Ölünün kırkıncı günü, elli üçüncü gecesi

01/03/2019 Cuma Köşe yazarı O.Ü

Ölüler için sadaka, mevlid gibi hayratın belli günlerde yapılması Hristiyanlardan sirayet etmiştir.
 
Sual: Ölen kimsenin ardından, kırkıncı günü ve elli üçüncü gecesi, sadaka vermenin, mevlid okutmanın dinimiz açısından bir mahzuru var mıdır?
Cevap: Meyyitin kırkıncı gün burnu düşmesi, elli üçüncü gecesi çürümeye başlaması ve bu gecelerde mevlid okutmalı gibi sözler doğru değildir. Ahmet isminde bir türbedarın rüyada gördüm diye söylediği şeylerdir. Meyyite yapılan her hizmet ibadettir. İbadetler, yalnız âyet-i kerime, hadîs-i şerifler ve müctehidlerin sözü ile belli olur. Şunun, bunun emri ile, rüya ile ibadetler değiştirilemez. İbadetleri değiştirmek, bozmak isteyenler kâfir olur. Ölülere Kur’ân-ı kerim okumak, sadaka vermek, dua etmek gibi yardımları yapmak için, elli üçüncü gecesini beklememeli, birinci günü yaparak, imdadına bir an önce yetişmelidir. Bu yardımları, yedinci, kırkıncı, elli üçüncü gecelere bırakmak, boğulmak üzere olan birine, biraz bekle yardıma birkaç gün sonra geleceğim demeye benzer. Muhammed Ma’sûm hazretleri Mektûbât kitabında buyuruyor ki:
“Âdet olarak, riya, gösteriş olarak değil de, Allah rızası için, fakirlere yemek, sadaka verip, sevaplarını meyyitin ruhuna göndermek, iyi olur ve büyük ibadet olur. Fakat, bunun belli gün veya gecede yapılması için güvenilir bir haber yoktur. Yani aslı yoktur.”
İstanbul gazetelerinde, Hristiyan ölülerine, kırkıncı günlerinde mezarlıklarında ayin yapılacağı, tanıdıklarını oraya çağırdıkları çok yazılmıştır.
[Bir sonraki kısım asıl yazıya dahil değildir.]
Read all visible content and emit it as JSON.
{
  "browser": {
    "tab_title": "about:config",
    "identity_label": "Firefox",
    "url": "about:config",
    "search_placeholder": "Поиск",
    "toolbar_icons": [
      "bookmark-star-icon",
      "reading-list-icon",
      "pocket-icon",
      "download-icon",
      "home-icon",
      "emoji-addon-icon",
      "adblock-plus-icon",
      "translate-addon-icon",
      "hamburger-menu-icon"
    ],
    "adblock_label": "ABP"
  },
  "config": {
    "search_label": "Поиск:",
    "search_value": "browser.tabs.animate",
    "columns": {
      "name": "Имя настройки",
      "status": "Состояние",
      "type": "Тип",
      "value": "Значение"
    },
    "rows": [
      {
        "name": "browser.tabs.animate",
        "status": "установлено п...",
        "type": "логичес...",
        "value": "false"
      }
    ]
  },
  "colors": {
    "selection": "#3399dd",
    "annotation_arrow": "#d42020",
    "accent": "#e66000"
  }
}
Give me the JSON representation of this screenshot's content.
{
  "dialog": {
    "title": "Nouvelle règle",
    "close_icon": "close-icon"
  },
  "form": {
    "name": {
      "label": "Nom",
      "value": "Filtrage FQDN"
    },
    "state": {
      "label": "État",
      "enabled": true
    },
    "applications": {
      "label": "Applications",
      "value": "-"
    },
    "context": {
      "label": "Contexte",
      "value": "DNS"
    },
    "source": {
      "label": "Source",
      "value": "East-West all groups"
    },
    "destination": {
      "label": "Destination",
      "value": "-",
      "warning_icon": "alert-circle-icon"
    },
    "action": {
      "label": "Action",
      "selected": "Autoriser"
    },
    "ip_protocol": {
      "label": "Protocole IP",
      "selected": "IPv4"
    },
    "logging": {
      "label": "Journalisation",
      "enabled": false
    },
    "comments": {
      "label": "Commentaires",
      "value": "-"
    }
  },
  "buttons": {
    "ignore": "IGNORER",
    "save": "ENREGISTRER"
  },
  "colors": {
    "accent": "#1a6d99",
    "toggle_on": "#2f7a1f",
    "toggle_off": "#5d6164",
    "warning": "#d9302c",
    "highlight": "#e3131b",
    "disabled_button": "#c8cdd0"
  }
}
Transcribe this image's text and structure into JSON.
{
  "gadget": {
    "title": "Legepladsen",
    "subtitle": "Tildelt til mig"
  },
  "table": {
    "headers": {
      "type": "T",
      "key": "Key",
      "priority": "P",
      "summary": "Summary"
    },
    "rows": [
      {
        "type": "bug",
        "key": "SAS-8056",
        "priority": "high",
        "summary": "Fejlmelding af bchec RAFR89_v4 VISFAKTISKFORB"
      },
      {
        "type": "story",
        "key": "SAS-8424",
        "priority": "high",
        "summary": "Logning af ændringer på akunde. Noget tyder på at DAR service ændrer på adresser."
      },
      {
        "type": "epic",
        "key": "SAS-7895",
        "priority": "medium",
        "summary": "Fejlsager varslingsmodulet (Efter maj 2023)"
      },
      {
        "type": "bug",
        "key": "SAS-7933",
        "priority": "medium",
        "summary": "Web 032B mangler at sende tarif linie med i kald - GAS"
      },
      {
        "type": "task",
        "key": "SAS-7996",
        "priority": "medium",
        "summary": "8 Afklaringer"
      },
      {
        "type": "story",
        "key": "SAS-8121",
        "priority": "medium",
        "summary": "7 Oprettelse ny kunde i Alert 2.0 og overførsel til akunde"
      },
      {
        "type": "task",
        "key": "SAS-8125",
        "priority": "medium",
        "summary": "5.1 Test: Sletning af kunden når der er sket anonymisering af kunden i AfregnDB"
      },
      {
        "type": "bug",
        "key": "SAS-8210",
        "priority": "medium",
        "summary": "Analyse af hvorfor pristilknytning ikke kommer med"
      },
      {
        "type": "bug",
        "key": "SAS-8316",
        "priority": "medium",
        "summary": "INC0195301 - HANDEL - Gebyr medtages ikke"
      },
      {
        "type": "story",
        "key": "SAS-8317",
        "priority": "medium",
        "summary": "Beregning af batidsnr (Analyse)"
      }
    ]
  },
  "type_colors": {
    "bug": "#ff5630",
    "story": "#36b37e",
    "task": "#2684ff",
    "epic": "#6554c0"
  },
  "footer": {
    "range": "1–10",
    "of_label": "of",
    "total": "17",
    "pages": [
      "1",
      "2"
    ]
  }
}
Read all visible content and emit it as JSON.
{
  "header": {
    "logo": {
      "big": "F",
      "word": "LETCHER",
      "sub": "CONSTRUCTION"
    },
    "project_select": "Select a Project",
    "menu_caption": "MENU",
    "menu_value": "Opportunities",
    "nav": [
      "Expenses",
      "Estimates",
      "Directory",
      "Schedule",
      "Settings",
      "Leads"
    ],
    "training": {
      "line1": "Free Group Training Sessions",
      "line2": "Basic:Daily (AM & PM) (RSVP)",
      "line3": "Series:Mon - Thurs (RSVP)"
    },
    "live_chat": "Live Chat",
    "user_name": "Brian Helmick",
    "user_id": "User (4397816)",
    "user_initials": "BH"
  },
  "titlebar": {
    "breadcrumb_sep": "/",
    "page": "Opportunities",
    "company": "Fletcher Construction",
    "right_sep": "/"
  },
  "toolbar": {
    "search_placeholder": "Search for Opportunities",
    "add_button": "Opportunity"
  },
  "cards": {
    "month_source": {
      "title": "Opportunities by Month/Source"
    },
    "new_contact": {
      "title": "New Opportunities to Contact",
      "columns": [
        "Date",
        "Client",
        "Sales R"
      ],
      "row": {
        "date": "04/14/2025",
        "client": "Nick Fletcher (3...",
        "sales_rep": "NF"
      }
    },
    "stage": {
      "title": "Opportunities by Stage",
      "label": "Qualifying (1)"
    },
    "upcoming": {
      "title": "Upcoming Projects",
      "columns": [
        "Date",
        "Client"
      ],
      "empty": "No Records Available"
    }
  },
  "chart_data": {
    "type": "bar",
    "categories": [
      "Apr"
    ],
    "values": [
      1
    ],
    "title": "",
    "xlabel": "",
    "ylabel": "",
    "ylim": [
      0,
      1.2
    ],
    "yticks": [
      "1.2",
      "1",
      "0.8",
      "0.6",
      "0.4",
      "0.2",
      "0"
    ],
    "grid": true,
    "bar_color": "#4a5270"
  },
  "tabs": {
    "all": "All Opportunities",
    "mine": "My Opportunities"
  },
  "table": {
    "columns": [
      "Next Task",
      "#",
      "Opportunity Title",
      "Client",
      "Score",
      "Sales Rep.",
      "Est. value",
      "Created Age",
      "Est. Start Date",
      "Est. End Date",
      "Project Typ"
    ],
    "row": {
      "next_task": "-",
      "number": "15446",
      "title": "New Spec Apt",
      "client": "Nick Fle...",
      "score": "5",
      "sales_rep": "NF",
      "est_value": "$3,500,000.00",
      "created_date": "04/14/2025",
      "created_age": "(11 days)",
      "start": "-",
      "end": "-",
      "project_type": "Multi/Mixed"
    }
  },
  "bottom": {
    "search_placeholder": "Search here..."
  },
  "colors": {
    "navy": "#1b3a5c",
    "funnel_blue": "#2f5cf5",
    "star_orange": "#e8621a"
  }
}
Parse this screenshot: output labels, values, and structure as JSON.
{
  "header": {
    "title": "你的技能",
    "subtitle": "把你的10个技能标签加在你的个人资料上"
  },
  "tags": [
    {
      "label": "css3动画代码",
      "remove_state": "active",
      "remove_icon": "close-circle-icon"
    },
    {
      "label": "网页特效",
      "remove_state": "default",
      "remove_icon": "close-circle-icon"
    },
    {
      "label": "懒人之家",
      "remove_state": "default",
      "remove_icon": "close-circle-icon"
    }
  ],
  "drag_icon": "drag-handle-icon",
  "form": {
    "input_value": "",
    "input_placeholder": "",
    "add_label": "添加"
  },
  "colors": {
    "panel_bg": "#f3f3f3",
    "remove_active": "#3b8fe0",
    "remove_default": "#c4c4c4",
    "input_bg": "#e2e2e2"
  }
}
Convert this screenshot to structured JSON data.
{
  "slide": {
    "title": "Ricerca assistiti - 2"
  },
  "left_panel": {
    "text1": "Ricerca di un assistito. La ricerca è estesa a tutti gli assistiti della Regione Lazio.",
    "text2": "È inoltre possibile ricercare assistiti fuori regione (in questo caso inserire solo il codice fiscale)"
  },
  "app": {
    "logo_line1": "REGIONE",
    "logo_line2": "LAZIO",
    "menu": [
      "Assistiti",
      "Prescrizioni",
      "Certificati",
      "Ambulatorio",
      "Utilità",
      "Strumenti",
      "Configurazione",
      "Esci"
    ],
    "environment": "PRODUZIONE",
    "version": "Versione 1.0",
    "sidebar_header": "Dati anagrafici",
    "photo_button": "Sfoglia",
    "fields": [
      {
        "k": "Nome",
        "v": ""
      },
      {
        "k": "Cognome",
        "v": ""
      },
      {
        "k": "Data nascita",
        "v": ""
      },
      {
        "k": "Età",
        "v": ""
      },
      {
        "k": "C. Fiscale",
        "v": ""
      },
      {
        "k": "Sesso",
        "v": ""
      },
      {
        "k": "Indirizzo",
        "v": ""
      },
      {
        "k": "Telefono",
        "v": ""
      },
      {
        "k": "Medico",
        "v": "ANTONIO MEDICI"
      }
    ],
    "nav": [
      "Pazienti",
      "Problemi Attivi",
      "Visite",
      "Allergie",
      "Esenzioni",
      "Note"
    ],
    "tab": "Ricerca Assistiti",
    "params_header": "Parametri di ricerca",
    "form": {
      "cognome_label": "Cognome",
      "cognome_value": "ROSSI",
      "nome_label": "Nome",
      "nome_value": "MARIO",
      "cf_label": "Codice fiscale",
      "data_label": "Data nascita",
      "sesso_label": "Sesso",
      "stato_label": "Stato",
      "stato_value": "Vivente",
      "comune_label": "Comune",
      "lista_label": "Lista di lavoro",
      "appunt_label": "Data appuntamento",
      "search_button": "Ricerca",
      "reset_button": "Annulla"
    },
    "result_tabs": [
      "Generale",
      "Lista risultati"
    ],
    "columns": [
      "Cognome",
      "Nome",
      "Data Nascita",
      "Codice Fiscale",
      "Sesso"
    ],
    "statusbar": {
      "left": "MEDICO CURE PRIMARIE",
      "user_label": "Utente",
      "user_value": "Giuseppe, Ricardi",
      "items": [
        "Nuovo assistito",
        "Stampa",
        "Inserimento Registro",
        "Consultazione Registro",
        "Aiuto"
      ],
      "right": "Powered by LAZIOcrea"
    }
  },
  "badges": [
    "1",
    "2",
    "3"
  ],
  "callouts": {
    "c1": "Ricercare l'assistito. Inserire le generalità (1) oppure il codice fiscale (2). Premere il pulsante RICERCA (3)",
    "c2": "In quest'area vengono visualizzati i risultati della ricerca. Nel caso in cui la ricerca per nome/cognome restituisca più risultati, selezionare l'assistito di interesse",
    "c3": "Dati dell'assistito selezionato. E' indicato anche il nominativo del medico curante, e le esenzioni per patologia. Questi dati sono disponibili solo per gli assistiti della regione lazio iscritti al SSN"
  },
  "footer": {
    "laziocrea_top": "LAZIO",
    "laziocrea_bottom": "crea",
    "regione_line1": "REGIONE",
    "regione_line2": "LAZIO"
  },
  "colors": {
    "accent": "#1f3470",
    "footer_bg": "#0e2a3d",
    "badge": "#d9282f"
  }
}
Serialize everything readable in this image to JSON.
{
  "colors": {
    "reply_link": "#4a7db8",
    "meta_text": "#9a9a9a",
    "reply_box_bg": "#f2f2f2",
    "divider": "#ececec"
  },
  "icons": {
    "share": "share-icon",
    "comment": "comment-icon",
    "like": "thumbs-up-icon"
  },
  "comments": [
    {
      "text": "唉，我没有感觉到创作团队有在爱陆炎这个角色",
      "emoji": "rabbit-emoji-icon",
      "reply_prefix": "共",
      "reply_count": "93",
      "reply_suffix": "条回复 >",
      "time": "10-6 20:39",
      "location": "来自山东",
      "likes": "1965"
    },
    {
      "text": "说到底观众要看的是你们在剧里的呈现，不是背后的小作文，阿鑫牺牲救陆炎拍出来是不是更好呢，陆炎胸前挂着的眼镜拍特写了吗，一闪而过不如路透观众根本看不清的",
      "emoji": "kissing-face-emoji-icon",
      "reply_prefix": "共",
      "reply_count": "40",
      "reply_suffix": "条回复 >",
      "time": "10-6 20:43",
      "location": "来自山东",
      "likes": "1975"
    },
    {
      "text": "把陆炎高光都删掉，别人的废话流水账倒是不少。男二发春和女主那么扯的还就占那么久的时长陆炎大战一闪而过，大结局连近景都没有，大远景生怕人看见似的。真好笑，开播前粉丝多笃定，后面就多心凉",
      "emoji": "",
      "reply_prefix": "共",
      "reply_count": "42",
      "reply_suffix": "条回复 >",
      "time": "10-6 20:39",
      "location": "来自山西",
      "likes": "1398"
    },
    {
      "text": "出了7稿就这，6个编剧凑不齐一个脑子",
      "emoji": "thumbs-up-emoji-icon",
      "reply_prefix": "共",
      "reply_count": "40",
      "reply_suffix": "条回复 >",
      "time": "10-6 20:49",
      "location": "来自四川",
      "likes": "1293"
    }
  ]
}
Kendilerine bunun sebebi sorulduğunda;
“Kırkıncı gün ölüye yardım yapmak âdetimizdir” demişlerdir. Ölüler için sadaka, mevlid gibi hayratın belli günlerde yapılmasının Müslümanlara Hristiyanlardan sirayet etmiş olduğu anlaşılmaktadır.
           ***
Sual: Birkaç cenaze olduğu zaman, namazları ayrı ayrı mı yoksa toptan hepsi için bir kere mi namaz kılınır?
Cevap: Birkaç cenaze birlikte ise, her birinin namazını ayrı kılmak efdaldir. Hepsi için bir namaz kılınması da caizdir. Bunun için, birinin başı ötekinin ayağına gelmek üzere sıralanır. İmam, derecesi yüksek olanın önünde durarak kılar. Cenazelerin bir kısmı imamın sağında, bir kısmı da imamın solunda bulunur. Yahut, hepsini imamın önünde olarak yan yana koyup, imam hepsinin göğsü hizasında durur. Önce erkekler, sonra oğlan, sonra kadın, en sonra kız cenazesi konur.